Da igual que Tamerlán no fuera uzbeco (quienes llegaron a la región cien años después) o que fuera un personaje que causó dolor y destrucción allá donde extendiera sus garras. El pueblo uzbeco necesita inventarse un pasado. Lo que hoy conocemos como Uzbekistán ha sido territorio de paso de tribus nómadas, árabes, persas, mongoles, grupos turcos y rusos. No parece haber algo estable sobre lo que anclar unas raíces. Ni siquiera sus fronteras responden a un criterio razonable. La propia Samarcanda, donde se oye hablar sobre todo farsi, pertenece culturalmente a Tayikistán, mientras que ciudades como Konya Urgench, hoy en Turkmenistán, estuvieron siempre bajo el control de Bujara. Tamerlán ha sobrepasado su propia figura. Lo han elegido como padre de la patria, quizá, por ser el “uzbeco” más conocido –tristemente, eso sí- de la historia de la región.

Salimos del mausoleo y tomamos la calle que desemboca en la avenida principal. Para mi sorpresa, la placa que marca dicha calle muestra caracteres que me son familiares. Un paisano nuestro ha dado nombre, nada menos, que al camino que lleva a la última morada del héroe nacional: Rui Gonzalez de Clavijo. Fue este castellano un noble de la corte del rey Enrique III de Castilla en un momento en que muy lejos de allí se estaban produciendo acontecimientos trascendentales. El emir otomano Yildirum Bayazid I, conocido en España como Bayaceto, había conquistado toda Asia Menor, vencido los caballeros europeos de la Cuarta Cruzada en 1396 y puesto sitio a Constantinopla. Nada parecía poder detenerlo.
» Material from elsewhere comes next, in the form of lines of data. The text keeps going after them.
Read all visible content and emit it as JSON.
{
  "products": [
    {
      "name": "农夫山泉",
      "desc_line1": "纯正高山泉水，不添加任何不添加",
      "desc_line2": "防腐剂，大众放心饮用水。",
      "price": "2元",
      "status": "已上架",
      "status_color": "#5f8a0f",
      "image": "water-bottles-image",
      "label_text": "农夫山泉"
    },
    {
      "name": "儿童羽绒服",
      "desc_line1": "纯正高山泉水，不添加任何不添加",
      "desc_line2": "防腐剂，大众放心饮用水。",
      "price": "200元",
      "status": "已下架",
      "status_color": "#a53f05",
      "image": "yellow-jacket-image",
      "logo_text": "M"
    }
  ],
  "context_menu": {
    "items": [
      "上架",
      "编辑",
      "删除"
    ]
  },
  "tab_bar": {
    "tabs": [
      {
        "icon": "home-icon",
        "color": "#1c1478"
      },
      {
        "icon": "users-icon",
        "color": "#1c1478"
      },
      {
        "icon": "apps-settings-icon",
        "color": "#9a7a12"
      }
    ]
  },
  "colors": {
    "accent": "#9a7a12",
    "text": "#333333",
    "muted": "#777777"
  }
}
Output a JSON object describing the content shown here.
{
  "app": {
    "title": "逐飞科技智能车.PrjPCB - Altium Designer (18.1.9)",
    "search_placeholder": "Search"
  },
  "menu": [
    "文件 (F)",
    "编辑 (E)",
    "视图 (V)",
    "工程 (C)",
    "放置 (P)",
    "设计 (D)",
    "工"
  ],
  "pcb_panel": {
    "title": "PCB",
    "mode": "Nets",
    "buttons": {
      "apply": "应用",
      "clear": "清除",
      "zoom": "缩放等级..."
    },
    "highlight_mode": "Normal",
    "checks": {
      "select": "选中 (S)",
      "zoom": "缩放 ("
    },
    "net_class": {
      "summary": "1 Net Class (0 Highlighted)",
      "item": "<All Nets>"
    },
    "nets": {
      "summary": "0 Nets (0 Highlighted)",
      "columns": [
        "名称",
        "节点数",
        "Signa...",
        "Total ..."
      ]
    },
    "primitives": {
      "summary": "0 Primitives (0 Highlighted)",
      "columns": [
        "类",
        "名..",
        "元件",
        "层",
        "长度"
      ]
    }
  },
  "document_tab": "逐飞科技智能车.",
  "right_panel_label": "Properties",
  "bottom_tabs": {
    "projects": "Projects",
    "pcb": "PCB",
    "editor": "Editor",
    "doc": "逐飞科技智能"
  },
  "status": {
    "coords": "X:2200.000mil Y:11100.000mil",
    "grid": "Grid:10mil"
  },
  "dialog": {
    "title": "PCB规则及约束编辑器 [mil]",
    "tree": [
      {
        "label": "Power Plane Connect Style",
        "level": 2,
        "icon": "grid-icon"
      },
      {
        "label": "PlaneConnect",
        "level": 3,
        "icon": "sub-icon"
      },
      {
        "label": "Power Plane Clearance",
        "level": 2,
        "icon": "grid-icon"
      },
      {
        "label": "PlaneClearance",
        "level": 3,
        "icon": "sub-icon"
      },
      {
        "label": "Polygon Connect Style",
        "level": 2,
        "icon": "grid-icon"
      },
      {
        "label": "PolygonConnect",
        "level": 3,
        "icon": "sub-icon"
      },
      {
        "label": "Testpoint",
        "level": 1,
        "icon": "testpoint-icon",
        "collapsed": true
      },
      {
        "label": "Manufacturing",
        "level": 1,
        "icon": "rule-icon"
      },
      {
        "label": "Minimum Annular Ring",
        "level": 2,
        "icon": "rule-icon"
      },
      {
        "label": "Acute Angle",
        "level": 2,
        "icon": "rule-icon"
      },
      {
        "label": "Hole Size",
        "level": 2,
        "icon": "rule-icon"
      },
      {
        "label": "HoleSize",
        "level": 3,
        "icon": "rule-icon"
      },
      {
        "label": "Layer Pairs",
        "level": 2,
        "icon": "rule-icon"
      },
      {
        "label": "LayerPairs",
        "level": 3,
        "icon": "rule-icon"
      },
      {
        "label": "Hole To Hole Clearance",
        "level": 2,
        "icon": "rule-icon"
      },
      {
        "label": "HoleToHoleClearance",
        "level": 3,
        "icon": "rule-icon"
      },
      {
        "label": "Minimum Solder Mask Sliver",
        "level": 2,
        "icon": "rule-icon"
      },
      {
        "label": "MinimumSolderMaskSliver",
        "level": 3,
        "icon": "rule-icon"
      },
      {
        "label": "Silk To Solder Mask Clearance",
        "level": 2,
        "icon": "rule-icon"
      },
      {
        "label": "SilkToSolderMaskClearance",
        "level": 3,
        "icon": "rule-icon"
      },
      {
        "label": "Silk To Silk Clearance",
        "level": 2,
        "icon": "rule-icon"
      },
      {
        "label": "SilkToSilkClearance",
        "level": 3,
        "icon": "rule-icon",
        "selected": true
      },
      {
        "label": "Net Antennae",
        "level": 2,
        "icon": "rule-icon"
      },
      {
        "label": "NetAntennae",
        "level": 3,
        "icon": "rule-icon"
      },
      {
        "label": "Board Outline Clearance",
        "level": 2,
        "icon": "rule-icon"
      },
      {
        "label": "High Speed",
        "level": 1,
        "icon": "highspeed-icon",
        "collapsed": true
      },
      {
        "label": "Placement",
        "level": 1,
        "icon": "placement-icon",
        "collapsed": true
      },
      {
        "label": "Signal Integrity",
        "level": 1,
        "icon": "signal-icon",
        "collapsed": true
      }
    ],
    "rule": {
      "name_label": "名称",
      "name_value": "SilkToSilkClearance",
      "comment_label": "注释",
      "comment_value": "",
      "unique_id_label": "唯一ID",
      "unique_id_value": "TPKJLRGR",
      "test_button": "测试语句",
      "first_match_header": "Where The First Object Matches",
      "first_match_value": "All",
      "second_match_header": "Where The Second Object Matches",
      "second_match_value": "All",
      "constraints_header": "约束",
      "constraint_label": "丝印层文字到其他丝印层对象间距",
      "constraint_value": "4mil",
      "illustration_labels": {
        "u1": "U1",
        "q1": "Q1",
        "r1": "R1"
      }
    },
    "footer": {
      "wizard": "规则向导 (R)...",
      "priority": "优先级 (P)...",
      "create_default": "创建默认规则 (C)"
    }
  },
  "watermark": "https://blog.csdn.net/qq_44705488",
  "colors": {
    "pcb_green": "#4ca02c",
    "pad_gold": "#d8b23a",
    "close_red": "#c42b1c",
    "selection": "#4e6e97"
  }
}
Y entonces apareció por el horizonte otro conquistador: Tamerlán.

Haciendo bueno el dicho de que “el enemigo de mi enemigo es mi amigo”, los monarcas de la cristiandad, desde el emperador de Constantinopla hasta el rey de Francia, se apresuraron a enviar emisarios a Tamerlán, ofreciéndole tratados, hombres y tributos con tal de que pusiera a sus ejércitos a trabajar en la tarea de derrotar al turco. No parecían darse cuenta del carácter del personaje aun cuando solo unos meses antes Tamerlán había pasado a cuchillo a todos los caballeros de la Orden de los Hospitalarios que defendían Esmirna, después de haberse negado éstos por segunda vez a rendirse. Tamerlán, por su parte, contestaba a los reyes cristianos en términos esperanzadores solicitando el permiso para enviar comerciantes a Génova, Venecia y Castilla.

Fue precisamente el rey de Castilla quien decidió enviar a Rui González de Clavijo al frente de una embajada a Samarcanda con el fin de entregar una carta al gran conquistador, quien había acabado venciendo a Bayaceto, tomando el control de las rutas comerciales y ampliando enormemente sus dominios. Tras sus victorias militares, se encontraba de vuelta en su capital.

El 21 de mayo de 1403, el castellano, acompañado por una docena de hombres, embarcó en Puerto de Santa María para atravesar el Mediterráneo, cruzar el Bósforo y navegar por el mar Negro hasta Trebisonda. Desde allí se internó en Anatolia, cruzando montañas, valles, mesetas y ciudades hasta llegar a Samarcanda en septiembre de 1404.

Aunque fue recibido con honores y todo hacía esperar que conseguiría una audiencia con el emperador, lo cierto es que Tamerlán partió hacia China sin recibirle, por lo que la misión diplomática, que pretendía convencer al emperador para que abriera las rutas comerciales que unían Occidente con China, pudo considerarse un fracaso. Tras dos meses en Samarcanda, el grupo español inició la vuelta a casa, un viaje de regreso turbulento y plagado de incidentes, puesto que la muerte de Tamerlán unos meses después generó un clima de inquietud y revueltas políticas.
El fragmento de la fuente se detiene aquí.